Enriched case management

To truly understand a child’s current behaviour – and the reasons why they have entered the youth justice system – it’s vitally important to take a wide view. You need to appreciate and record data about the realities of their whole lives. That way, a picture can be built to map out experiences and relationships which lead to their current circumstances and properly engage with this.
 
By building a sophisticated timeline of events (beyond AssetPlus), potential triggers like trauma and other adverse childhood experiences ACE’s can be more easily recognised and current behaviour better understood and responded to. This not only helps to build insight to discover the root causes of issues, but also builds positive lives and relationships.
 
Last year’s GovernUp report by Harvey Redgrave also highlighted the importance of preventative and early help work in devolving criminal justice (specifically youth justice). It called for partnership funding to be ringfenced, and the need to consider selective investment. 
 

Studying the results of interventions

When operating under limited time and budgets, it’s important to see the effects of interventions across areas and communities. Here, putting the power of quality data and information into the hands of practice and partnerships really starts to shine through. 
 
For instance, our ChildView tools allow granular enrichment and tracking of data previously deemed “less important”, such as undiagnosed speech and language difficulty, which enables a greater focus on complex and interrelated issues. ChildView also holds information to screen for trauma so you can highlight and target individuals who are at risk. Trauma being a leading hidden factor in persistent youth offending.
 
Investing in practitioner awareness and imagination in engagement can also be tracked – including less formal agreements and interventions. This shows how collaboration and aligned responses can create greater impacts on individuals and the wider population. It also provides additional confidence and evidence in the business case for further investment.
 

Generating insight through the data story

Uniquely enriching and combining individual sources of data together enables Youth Justice Services to map and see subtle emerging trends. This allows them to fully explore the complexities of relationships as well as cause and effect.
 
But as anyone in a learning organisation knows, it’s not just about procedure and the technology of efficiency. To generate valuable insight, human influence and skills need to be applied and the best fit technology tools designed, owned and used by the frontline.
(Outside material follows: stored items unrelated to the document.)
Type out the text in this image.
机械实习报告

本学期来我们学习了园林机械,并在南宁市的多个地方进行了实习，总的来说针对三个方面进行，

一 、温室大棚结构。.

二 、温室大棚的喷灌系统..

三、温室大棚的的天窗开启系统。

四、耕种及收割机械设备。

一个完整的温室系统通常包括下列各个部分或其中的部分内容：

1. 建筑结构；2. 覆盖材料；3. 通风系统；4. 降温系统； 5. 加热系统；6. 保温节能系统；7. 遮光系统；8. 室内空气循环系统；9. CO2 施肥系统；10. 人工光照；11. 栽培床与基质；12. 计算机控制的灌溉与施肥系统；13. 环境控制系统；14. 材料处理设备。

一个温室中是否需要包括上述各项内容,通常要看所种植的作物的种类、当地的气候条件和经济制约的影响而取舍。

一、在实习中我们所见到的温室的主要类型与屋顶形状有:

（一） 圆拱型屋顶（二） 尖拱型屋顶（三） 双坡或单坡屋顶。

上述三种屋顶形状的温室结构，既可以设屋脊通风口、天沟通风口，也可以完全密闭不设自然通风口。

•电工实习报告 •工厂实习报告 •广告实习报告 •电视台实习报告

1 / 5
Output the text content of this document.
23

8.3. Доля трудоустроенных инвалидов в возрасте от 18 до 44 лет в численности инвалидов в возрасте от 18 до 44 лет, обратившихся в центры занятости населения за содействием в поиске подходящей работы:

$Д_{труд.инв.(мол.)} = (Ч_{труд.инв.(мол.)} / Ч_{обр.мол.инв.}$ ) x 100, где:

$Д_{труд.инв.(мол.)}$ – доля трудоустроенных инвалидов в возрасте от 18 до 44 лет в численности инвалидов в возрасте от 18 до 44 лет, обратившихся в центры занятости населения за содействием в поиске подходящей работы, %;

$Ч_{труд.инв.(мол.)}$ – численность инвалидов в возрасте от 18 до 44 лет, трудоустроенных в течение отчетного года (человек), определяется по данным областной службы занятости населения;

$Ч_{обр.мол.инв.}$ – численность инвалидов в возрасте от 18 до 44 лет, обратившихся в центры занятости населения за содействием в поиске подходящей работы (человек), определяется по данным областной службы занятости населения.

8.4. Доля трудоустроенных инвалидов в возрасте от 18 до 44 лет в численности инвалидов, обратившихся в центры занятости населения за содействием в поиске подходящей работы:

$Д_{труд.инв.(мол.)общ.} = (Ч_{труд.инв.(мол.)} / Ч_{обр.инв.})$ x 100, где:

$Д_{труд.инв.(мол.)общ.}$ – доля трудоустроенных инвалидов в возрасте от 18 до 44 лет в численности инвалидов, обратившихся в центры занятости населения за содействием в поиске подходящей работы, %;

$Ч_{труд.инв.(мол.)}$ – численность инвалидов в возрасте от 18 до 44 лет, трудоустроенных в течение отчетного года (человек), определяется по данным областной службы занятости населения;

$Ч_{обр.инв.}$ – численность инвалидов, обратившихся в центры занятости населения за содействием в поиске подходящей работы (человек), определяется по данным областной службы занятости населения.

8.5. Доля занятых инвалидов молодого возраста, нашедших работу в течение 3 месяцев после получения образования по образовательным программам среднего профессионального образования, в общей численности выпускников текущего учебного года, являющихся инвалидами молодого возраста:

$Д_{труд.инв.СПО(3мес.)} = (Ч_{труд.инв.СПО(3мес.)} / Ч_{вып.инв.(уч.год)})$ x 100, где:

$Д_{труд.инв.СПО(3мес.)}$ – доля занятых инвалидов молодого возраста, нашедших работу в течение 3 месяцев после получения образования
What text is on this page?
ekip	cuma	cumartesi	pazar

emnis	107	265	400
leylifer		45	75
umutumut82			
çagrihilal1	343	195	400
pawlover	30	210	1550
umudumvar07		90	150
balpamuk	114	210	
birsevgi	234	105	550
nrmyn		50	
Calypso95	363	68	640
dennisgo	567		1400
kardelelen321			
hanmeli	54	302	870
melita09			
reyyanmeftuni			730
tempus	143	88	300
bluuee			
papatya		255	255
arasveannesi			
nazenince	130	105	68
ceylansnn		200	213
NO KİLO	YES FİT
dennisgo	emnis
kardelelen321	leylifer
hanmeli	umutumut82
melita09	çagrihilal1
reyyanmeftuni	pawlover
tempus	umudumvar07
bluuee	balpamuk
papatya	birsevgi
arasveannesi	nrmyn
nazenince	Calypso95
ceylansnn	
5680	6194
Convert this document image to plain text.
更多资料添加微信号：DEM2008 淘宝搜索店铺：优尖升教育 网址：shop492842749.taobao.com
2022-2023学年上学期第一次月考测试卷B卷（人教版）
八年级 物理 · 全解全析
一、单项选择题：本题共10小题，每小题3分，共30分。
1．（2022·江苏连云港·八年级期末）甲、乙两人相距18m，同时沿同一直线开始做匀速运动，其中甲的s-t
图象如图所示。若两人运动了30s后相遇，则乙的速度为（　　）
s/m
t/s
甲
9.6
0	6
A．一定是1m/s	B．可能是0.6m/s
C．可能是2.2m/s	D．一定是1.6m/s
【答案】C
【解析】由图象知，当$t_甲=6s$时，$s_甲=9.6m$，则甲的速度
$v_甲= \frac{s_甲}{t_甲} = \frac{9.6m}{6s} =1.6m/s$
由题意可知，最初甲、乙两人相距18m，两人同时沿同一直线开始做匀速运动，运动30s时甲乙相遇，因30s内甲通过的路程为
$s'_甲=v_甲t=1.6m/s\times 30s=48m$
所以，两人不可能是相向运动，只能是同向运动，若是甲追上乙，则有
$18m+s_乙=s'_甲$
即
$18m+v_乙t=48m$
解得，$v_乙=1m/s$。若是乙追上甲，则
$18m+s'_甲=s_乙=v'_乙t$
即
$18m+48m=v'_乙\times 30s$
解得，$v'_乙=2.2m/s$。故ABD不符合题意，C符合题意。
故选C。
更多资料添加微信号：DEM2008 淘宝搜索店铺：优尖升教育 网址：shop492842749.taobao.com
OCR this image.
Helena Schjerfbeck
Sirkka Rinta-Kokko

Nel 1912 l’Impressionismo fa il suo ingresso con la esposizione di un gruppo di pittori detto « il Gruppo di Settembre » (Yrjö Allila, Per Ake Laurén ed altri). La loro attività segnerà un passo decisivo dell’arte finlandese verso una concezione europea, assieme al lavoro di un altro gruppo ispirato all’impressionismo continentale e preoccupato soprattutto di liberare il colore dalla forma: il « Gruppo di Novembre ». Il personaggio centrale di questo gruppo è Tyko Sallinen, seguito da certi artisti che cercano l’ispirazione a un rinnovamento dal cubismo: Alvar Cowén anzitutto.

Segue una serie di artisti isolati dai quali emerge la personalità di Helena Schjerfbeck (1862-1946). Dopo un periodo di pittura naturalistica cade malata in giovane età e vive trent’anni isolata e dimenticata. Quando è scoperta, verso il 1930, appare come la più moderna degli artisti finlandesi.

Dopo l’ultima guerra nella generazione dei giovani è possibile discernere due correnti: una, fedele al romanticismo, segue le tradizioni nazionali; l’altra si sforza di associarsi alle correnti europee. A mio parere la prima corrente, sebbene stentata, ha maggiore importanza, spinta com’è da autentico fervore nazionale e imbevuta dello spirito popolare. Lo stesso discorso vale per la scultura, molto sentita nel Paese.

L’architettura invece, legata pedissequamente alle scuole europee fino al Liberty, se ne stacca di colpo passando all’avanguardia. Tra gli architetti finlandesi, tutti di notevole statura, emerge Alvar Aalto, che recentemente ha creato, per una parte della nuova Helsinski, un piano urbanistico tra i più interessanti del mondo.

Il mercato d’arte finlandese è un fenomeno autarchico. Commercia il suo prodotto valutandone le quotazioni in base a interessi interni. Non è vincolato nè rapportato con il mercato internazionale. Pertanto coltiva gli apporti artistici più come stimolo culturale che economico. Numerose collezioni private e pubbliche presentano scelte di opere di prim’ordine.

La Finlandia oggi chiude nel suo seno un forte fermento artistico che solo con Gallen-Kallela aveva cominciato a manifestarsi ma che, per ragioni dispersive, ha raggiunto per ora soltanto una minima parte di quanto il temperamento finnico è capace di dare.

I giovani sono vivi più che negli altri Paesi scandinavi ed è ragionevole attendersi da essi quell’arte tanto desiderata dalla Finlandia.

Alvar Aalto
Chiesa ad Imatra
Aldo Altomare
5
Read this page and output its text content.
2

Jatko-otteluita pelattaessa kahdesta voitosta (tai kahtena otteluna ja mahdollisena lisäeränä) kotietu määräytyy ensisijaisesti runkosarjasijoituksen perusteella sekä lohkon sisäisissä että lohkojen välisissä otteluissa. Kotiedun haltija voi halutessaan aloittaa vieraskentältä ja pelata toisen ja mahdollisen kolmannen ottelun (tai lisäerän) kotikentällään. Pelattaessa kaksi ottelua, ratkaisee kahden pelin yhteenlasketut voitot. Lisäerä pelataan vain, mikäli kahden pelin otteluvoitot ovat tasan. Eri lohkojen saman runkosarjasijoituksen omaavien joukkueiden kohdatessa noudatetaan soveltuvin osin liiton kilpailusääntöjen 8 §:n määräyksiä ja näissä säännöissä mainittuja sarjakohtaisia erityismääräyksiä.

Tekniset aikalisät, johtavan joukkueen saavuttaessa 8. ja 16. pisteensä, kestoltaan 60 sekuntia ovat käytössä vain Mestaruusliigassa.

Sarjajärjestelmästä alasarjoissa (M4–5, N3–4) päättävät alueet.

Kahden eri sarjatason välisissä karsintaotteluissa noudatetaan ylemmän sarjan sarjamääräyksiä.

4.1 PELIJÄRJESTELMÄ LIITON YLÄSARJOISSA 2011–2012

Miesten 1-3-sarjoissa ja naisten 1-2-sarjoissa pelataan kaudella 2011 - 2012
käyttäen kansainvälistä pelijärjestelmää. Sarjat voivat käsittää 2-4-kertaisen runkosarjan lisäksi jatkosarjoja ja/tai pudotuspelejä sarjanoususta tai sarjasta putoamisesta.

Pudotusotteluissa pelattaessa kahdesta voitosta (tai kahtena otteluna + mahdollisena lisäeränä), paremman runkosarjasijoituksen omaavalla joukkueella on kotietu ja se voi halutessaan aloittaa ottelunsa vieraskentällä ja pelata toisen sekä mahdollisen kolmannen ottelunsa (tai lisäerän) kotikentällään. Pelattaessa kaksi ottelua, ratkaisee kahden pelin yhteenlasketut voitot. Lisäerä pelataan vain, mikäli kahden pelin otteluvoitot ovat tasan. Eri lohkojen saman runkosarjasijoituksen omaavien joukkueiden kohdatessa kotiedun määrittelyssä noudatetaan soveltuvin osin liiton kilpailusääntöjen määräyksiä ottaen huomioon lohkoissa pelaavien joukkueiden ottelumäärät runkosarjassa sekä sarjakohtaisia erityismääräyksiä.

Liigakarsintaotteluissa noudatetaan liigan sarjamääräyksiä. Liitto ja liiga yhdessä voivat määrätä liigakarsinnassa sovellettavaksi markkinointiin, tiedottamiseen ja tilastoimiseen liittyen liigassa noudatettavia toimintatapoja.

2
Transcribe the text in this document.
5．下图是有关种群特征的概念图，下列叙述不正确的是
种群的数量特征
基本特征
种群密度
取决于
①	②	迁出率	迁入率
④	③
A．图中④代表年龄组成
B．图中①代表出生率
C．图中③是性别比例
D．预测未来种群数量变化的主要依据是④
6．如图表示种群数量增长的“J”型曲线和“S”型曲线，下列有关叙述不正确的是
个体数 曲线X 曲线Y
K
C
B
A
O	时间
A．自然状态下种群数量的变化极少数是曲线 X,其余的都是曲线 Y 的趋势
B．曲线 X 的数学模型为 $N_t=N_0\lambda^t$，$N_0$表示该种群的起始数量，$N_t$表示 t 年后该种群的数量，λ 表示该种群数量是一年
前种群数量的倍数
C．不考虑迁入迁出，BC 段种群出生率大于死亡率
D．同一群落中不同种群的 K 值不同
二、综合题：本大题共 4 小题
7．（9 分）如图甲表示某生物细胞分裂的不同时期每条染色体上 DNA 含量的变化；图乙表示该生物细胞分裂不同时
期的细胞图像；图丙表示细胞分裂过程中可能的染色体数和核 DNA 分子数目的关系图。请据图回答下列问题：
Only then can teams generate trusted and useful information that’s fit for adapting and refining practice policy and partnership responses.
 
Changing the way we look at data in youth justice is vitally important to transforming the way the entire sector views vulnerable children in the system. By investing in relationship skills and by employing greater imagination, youth justice can move away from a culture of performance statistics. They can instead use information to produce distinct knowledge and know how to turn around the fortunes of young people, their future families and communities.
 

Using data to inform local decision making 

The general feeling of delegates at the Youth Justice Convention was that while work still needs to be done by Government in terms of removing barriers to system reform, youth justice partnerships can stop waiting and rediscover a focus on using data and information to accelerate reform. 
 
Furthermore, teams can build confidence to act and to create better impacts locally – using limited resources – in individual neighbourhoods across regional partnerships.
 
But it’s not just about capturing data; it’s about the stories that data can tell and how aggregate data allows stakeholders to accurately visualise and relate responses to real lives. We then need to create and share new metaphors to help people understand how we can eliminate most youth crime. With the right use of data, information and knowledge, we can show them the sea and the storm that caused the shipwreck – and help them to understand why we’re throwing our vulnerable young people a life raft.